"Sporadic" controller crash when Pods are in "Terminating" status

Question

"Sporadic" controller crash when Pods are in "Terminating" status

Nicolasgouze opened this issue 3 months ago · comments

@denniskern : Following our short conversation, can you please provide logs and as much info as possible regarding this issue ?

On our side :

we do not reproduce this issue (tested with 1.6 & 1.7 releases)
@paullaffitte checked the code.

We want to be sure we do not miss anything ...

Paul Laffitte · Answer 1 · Mon Apr 08 2024 19:36:34 GMT+0800 (China Standard Time)

May be related to #308

Paul Laffitte · Answer 2 · Tue Apr 09 2024 20:35:52 GMT+0800 (China Standard Time)

If this issue appeared with version 1.7.0, I think we can confirm that it's the same issue as #308 and thus resolved by #311. @denniskern could you confirm please?

Dennis Kern · Answer 3 · Thu Apr 18 2024 16:51:52 GMT+0800 (China Standard Time)

Sorry for late response - I was on leave.

Yes exactly this happend - If you guys have a version out there where I can test #311 I would do it.

Nicolasgouze · Answer 4 · Fri Apr 19 2024 20:08:25 GMT+0800 (China Standard Time)

Hi @denniskern , The PR #311 (including a fix) was merged today, and will be available in next release. I will wait for your test to close this ticket.

Dennis Kern · Answer 5 · Tue Apr 23 2024 18:31:25 GMT+0800 (China Standard Time)

@Nicolasgouze that we are not pass each other - I need a release to test it :-)

Martin Weber · Answer 6 · Thu Apr 25 2024 12:41:19 GMT+0800 (China Standard Time)

@Nicolasgouze @paullaffitte Would you be able to release a beta version so we're able to test that easier? I saw that you did that earlier already. Would help us in getting you the required information more quick.

Nicolasgouze · Answer 7 · Fri Apr 26 2024 21:18:23 GMT+0800 (China Standard Time)

Hello @spr-mweber3 , we'll release a beta version next monday. stay tuned !

Paul Laffitte · Answer 8 · Mon Apr 29 2024 17:07:16 GMT+0800 (China Standard Time)

@denniskern @spr-mweber3 v1.8.1-beta.1 is available!

Dennis Kern · Answer 9 · Mon May 06 2024 22:38:55 GMT+0800 (China Standard Time)

I tested version v1.8.1-beta.1 and the crash of the controller still exists.
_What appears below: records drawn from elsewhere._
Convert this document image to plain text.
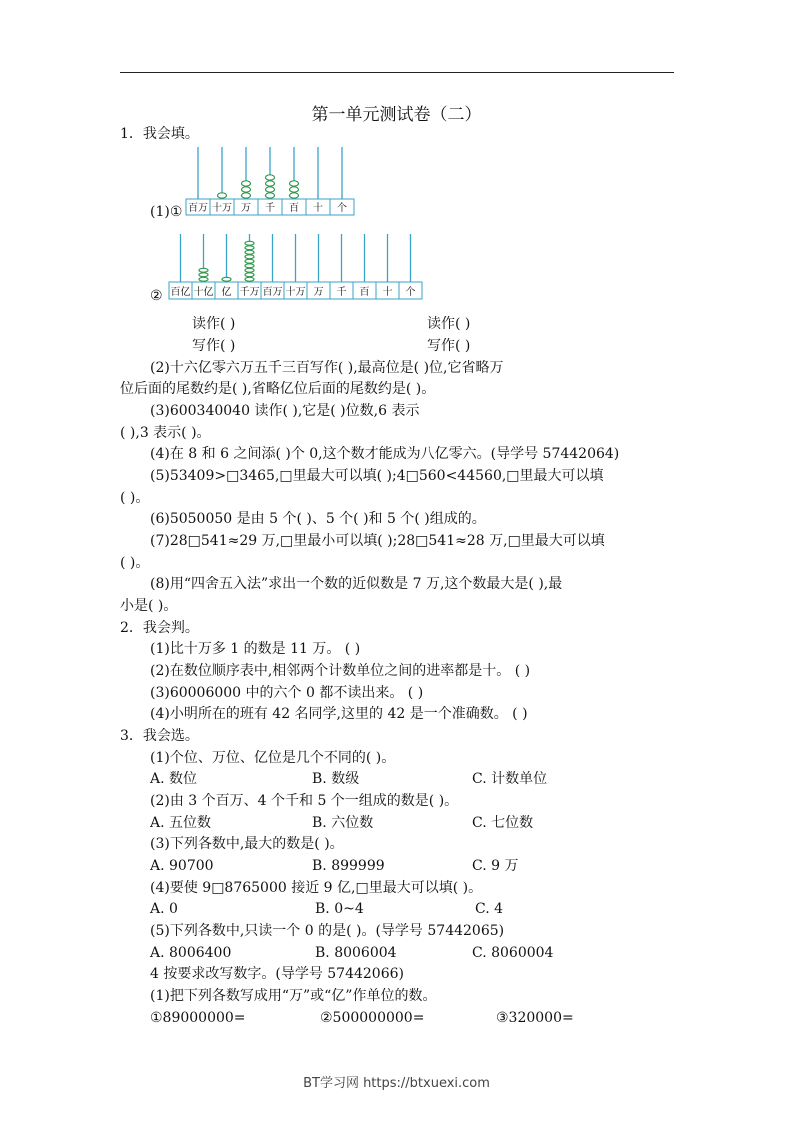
第一单元测试卷（二）
1．我会填。
百万 十万 万 千 百 十 个
(1)①
百亿 十亿 亿 千万 百万 十万 万 千 百 十 个
②
读作( )	读作( )
写作( )	写作( )
(2)十六亿零六万五千三百写作( ),最高位是( )位,它省略万
位后面的尾数约是( ),省略亿位后面的尾数约是( )。
(3)600340040 读作( ),它是( )位数,6 表示
( ),3 表示( )。
(4)在 8 和 6 之间添( )个 0,这个数才能成为八亿零六。(导学号 57442064)
(5)53409>□3465,□里最大可以填( );4□560<44560,□里最大可以填
( )。
(6)5050050 是由 5 个( )、5 个( )和 5 个( )组成的。
(7)28□541≈29 万,□里最小可以填( );28□541≈28 万,□里最大可以填
( )。
(8)用“四舍五入法”求出一个数的近似数是 7 万,这个数最大是( ),最
小是( )。
2．我会判。
(1)比十万多 1 的数是 11 万。 ( )
(2)在数位顺序表中,相邻两个计数单位之间的进率都是十。 ( )
(3)60006000 中的六个 0 都不读出来。 ( )
(4)小明所在的班有 42 名同学,这里的 42 是一个准确数。 ( )
3．我会选。
(1)个位、万位、亿位是几个不同的( )。
A. 数位	B. 数级	C. 计数单位
(2)由 3 个百万、4 个千和 5 个一组成的数是( )。
A. 五位数	B. 六位数	C. 七位数
(3)下列各数中,最大的数是( )。
A. 90700	B. 899999	C. 9 万
(4)要使 9□8765000 接近 9 亿,□里最大可以填( )。
A. 0	B. 0~4	C. 4
(5)下列各数中,只读一个 0 的是( )。(导学号 57442065)
A. 8006400	B. 8006004	C. 8060004
4 按要求改写数字。(导学号 57442066)
(1)把下列各数写成用“万”或“亿”作单位的数。
①89000000=	②500000000=	③320000=
BT学习网 https://btxuexi.com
The controller crash with this message:

2024-05-06T14:31:02.140Z ERROR setup problem running manager {"error": "Pod "kube-prometheus-stack-admission-create-stq7n" is invalid: spec: Forbidden: pod updates may not change fields other than spec.containers[*].image,spec.initContainers[*].image,spec.activeDeadlineSeconds,spec.tolerations (only additions to existing tolerations),spec.terminationGracePeriodSeconds (allow it to be set to 1 if it was previously negative)\n core.PodSpec{\n \t... // 6 identical fields\n \tActiveDeadlineSeconds: nil,\n \tDNSPolicy: "ClusterFirst",\n- \tNodeSelector: nil,\n+ \tNodeSelector: map[string]string{"workergroup": "wg1"},\n \tServiceAccountName: "kube-prometheus-stack-admission",\n \tAutomountServiceAccountToken: nil,\n \t... // 22 identical fields\n }\n"}

The pod kube-prometheus-stack-admission-create-stq7n is in state terminating.

Paul Laffitte · Answer 10 · Thu May 16 2024 22:21:37 GMT+0800 (China Standard Time)

It looks like we have another problem here. But it is very surprising because this error appears in the initialization step as suggests the log "setup problem running manager" and the only update that we do on pods during initialization is no-op (p.Client.Patch(context.Background(), &pod, client.RawPatch(types.JSONPatchType, []byte("[]")))). The goal is to trigger to mutating webhook on all existing pods. And in this mutating webhook we only rewrite images and add annotations, which should not be an issue either..

What version of Kubernetes are you using please?

Dennis Kern · Answer 11 · Fri May 17 2024 14:52:45 GMT+0800 (China Standard Time)

We are using 1.27

Paul Laffitte · Answer 12 · Wed May 22 2024 20:52:46 GMT+0800 (China Standard Time)

Sorry but I cannot reproduce your issue on a cluster in version 1.27. Is there anything specific in your setup? If you could produce a minimal reproducible example it would greatly help.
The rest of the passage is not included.